The Hurricane Imaging Radiometer (HIRAD) is a new airborne microwave remote sensor for hurricane observations that is currently under development by NASA Marshall Space Flight Center, NOAA Hurricane Research Division, the University of Central Florida and the University of Michigan. HIRAD is being designed to extend the real-time airborne ocean surface winds observation capabilities of NOAA and USAF Weather Squadron hurricane hunter aircraft. These aircraft currently carry the operational airborne Stepped Frequency Microwave Radiometer (SFMR), which measures wind speed and rain rate along the ground track directly beneath the aircraft. HIRAD will extend the SFMR coverage by providing images of the surface wind and rain field over a wide swath (~ 3 x the aircraft altitude).

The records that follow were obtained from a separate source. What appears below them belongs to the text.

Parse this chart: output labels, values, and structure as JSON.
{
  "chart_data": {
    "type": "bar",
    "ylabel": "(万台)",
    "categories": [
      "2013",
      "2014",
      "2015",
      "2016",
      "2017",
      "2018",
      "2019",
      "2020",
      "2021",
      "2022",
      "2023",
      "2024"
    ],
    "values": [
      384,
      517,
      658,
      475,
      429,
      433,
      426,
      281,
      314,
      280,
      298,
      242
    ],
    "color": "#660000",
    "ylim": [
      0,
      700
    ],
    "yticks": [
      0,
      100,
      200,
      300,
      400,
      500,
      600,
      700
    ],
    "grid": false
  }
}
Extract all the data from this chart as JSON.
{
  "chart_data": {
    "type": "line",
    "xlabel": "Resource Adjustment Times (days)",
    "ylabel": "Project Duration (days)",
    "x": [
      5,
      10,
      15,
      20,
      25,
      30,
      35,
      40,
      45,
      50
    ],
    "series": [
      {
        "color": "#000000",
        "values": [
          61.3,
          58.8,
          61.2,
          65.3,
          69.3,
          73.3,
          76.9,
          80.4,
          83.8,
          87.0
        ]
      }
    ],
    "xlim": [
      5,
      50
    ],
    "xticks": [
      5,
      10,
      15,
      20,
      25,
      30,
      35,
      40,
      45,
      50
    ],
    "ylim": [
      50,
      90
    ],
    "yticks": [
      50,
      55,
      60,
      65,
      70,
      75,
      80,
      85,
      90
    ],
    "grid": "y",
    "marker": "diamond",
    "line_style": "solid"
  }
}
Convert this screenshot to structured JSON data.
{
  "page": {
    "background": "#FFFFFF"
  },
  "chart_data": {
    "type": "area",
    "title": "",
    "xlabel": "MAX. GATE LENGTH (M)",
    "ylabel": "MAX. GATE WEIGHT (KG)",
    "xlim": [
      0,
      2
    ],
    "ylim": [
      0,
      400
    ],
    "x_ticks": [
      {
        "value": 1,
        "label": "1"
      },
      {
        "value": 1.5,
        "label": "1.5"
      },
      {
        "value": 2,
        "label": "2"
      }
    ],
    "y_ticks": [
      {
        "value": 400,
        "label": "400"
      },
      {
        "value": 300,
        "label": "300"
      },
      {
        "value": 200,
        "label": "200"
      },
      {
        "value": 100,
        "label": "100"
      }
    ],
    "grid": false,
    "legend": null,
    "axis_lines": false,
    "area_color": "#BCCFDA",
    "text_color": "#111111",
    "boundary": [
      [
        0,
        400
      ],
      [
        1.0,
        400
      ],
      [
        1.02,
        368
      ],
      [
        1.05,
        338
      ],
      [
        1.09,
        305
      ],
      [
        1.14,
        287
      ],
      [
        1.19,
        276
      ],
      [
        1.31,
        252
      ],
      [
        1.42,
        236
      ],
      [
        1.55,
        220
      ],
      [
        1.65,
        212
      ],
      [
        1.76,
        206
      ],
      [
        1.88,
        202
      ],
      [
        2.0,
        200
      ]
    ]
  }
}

This paper presents an overview of the HIRad system, which includes a top-level instrument system description, a discussion of wind and rain measurement capabilities and uncertainties and preliminary results of high-resolution numerical model simulated oceanic winds and surface rain in hurricanes by the University of Miami. These observation and model analyses will lead to the further development of an Observing System Simulation Experiment (OSSE). Analysis will also be presented of observations made by the WindSat spaceborne microwave radiometer during several hurricane overpasses. Atmospheric corrections by the higher frequency WindSat channels are used to estimate surface emissivity at the lower frequencies under moderate to strong precipitation and at hurricane force wind speeds. Comparisons between the surface emissivity estimated by WindSat and colocated estimates of surface wind speed, provided by H*Winds analysis, demonstrate that a strong sensitivity to wind speed is present at the frequencies and incidence angles planned for HIRad.

In companion paper entitled "Simulation of the Impact of New Aircraft-Based Ocean Surface Wind Measurements on H*Wind Analyses" by T. Miller et al. to be presented at the January 2008 AMS Meeting, preliminary results of an OSSE with HIRad will be presented.